Over the course of the past two years, From the Archives has presented excerpts from S. Elisa Ackermans’ work, Our Sisters in Indonesia in the years 1940-1945: In Particular the Internment in Camps from 1942-1945. This month we turn to S. Elisa’s own impressions having researched and written the account of the hardships and anguish experienced by our Dutch and Javanese sisters during the war years.
What strikes one when reading the accounts of life in the camps is first of all the tone in which they have been written. Perhaps because they were written after their authors’ return, the tone is moderate, at times resigned, with a hint of humour. There are no expressions of dismay or repulsion.
Something else, however, is strongly and repeatedly expressed: feelings of fear and uncertainty. The sisters feared what might happen any time a Nip passed; this was largely due to the unpredictability of the Japanese’s’ behaviour, which would veer between normal and out of any proportion. The uncertainty about the outcome of the internment was a consistent worry as well: how long will it be until we are liberated, where will we be tomorrow and with whom, how are our fellow sisters elsewhere and how are family and friends at home in the Netherlands?
Being surrounded by death and sick people on a daily basis had a depressive effect in particular when this befell fellow sisters. . . . The complete absence of privacy and the continual noise and din that posed such a contrast to what the sisters were used to caused inner unrest, which made them less capable of dealing with the situation.
What was worst for the sisters was missing the rhythm of communal prayer, the daily celebration of the Eucharist and receiving H. Communion. The situation differed between caps, but there was at least one camp in which the sisters did not have this opportunity at all during their entire internment.
(Although the sisters were largely spared corporal punishment) they were forced to undergo collective punishments, such as food deprivation, disconnecting the light and extra (field labor). Yet on average the commanders of the camps treated our sisters, as well as other religious, with respect. Perhaps the sisters challenged them less than other women, perhaps it was slightly easier for the sisters to obey the orders of others. Their vow of obedience and many years of practice may have been of benefit to them in this situation.
Only after the sisters had finally arrived home did everybody realize the full extent of what had happened during the years of internment: 35 sisters had lost their lives the caps as a result of exhaustion, lack of physical resistance, hunger oedema, beri-beri, dysentery and other infectious diseases. The sisters heard of the circumstances of their deaths from the surviving sisters and later read it all in the obituaries that were written about the deceased after their fellow sisters had returned. These obituaries are moving witnesses of unnecessary suffering.

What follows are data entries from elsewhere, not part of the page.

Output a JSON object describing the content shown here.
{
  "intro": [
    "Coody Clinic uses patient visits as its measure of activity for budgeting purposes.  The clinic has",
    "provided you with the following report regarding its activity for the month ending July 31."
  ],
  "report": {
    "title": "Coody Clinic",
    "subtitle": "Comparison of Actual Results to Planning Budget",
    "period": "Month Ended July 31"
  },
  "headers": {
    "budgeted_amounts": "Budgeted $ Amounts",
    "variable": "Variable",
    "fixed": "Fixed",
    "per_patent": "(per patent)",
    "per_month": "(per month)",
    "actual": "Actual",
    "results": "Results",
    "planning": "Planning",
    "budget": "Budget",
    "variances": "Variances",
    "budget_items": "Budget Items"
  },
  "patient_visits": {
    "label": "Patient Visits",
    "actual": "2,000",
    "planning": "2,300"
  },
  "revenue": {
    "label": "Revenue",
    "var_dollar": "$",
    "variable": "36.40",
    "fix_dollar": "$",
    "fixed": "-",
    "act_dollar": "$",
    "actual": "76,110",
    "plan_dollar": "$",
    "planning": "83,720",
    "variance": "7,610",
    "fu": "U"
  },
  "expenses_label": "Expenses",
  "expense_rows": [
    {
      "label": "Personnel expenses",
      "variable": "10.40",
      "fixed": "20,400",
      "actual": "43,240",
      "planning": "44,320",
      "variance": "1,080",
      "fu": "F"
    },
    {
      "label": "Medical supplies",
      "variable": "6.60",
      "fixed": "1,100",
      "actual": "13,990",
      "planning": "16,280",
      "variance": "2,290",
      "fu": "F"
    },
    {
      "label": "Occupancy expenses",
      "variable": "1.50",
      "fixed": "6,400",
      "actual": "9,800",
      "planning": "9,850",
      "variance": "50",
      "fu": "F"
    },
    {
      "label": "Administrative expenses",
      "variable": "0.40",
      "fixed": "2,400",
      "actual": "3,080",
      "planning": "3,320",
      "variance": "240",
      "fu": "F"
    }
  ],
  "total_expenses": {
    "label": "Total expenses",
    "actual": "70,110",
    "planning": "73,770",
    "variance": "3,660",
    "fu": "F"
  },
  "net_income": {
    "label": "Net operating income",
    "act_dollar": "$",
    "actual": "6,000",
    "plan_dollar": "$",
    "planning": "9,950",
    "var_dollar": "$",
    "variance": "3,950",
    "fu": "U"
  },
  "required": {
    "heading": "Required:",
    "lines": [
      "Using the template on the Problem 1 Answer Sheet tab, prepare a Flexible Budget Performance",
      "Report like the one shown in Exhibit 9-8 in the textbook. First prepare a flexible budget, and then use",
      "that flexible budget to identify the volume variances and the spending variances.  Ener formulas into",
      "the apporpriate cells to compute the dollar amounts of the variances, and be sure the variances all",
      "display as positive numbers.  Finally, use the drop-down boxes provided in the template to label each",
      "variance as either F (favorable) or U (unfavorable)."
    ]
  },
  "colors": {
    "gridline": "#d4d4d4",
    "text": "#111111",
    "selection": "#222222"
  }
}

Those who died in the camps were younger sisters as well as aged sisters and sisters who had been ill before their internment. The protracted hardships . . . hastened their deaths. One of these victims was Mother Hortense, who had health problems even before her internment. In camp 8 in Ambarawa her health deteriorated rapidly, with the result that she had to giver her life back to her Creator at the relatively early age of 71. Her death was a severe blow to the sisters because she was very much loved and because many sisters had not been able to say goodbye to her who had been the “mother” of the entire mission.

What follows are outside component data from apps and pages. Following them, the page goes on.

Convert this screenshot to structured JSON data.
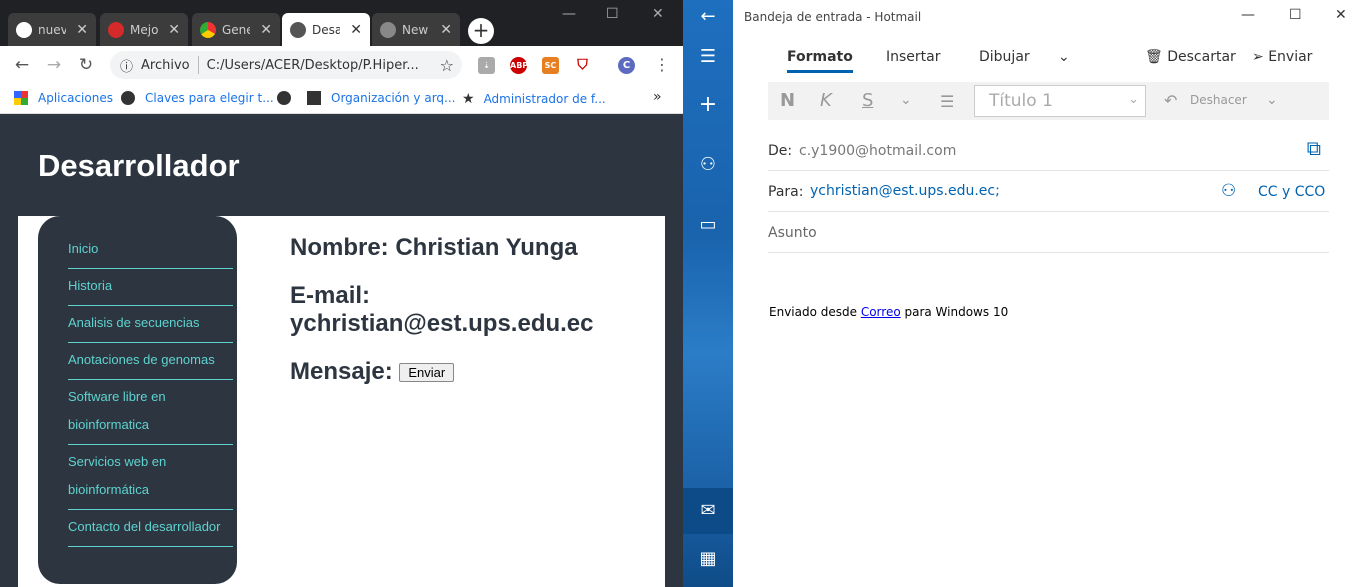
{
  "browser": {
    "tabs": [
      {
        "label": "nuev",
        "icon": "github-icon",
        "active": false
      },
      {
        "label": "Mejo",
        "icon": "opera-icon",
        "active": false
      },
      {
        "label": "Gene",
        "icon": "chrome-icon",
        "active": false
      },
      {
        "label": "Desa",
        "icon": "globe-icon",
        "active": true
      },
      {
        "label": "New",
        "icon": "globe-icon",
        "active": false
      }
    ],
    "address_prefix": "Archivo",
    "address_url": "C:/Users/ACER/Desktop/P.Hiper...",
    "extensions": [
      "ABP",
      "SC"
    ],
    "profile_initial": "C",
    "bookmarks": [
      {
        "label": "Aplicaciones",
        "icon": "apps-grid-icon"
      },
      {
        "label": "Claves para elegir t...",
        "icon": "globe-icon"
      },
      {
        "label": "Organización y arq...",
        "icon": "site-favicon-icon"
      },
      {
        "label": "Administrador de f...",
        "icon": "star-icon"
      }
    ],
    "overflow": "»"
  },
  "page": {
    "title": "Desarrollador",
    "nav": [
      "Inicio",
      "Historia",
      "Analisis de secuencias",
      "Anotaciones de genomas",
      "Software libre en bioinformatica",
      "Servicios web en bioinformática",
      "Contacto del desarrollador"
    ],
    "name_line": "Nombre: Christian Yunga",
    "email_label": "E-mail:",
    "email_value": "ychristian@est.ups.edu.ec",
    "message_label": "Mensaje:",
    "send_button": "Enviar"
  },
  "mail": {
    "window_title": "Bandeja de entrada - Hotmail",
    "ribbon_tabs": [
      "Formato",
      "Insertar",
      "Dibujar"
    ],
    "discard_label": "Descartar",
    "send_label": "Enviar",
    "format_bold": "N",
    "format_italic": "K",
    "format_underline": "S",
    "heading_style": "Título 1",
    "undo_label": "Deshacer",
    "from_label": "De:",
    "from_value": "c.y1900@hotmail.com",
    "to_label": "Para:",
    "to_value": "ychristian@est.ups.edu.ec;",
    "cc_label": "CC y CCO",
    "subject_placeholder": "Asunto",
    "signature_prefix": "Enviado desde ",
    "signature_link": "Correo",
    "signature_suffix": " para Windows 10"
  }
}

It was not permitted that those sisters who died in camp Ambarawa be placed in the niches of the sisters’ cemetery there. Like all internees they were buried in the section for the poor. In 1950, however, all those who had died in the camp were reburied in the newly reorganized convent cemetery in Ambarawa. The names of the 34 sisters were engraved on a plaque placed to the right side of the burial chapel. Visitors to the cemetery today can still see this moving memorial to the Dutch sisters who lost their lives in the camps.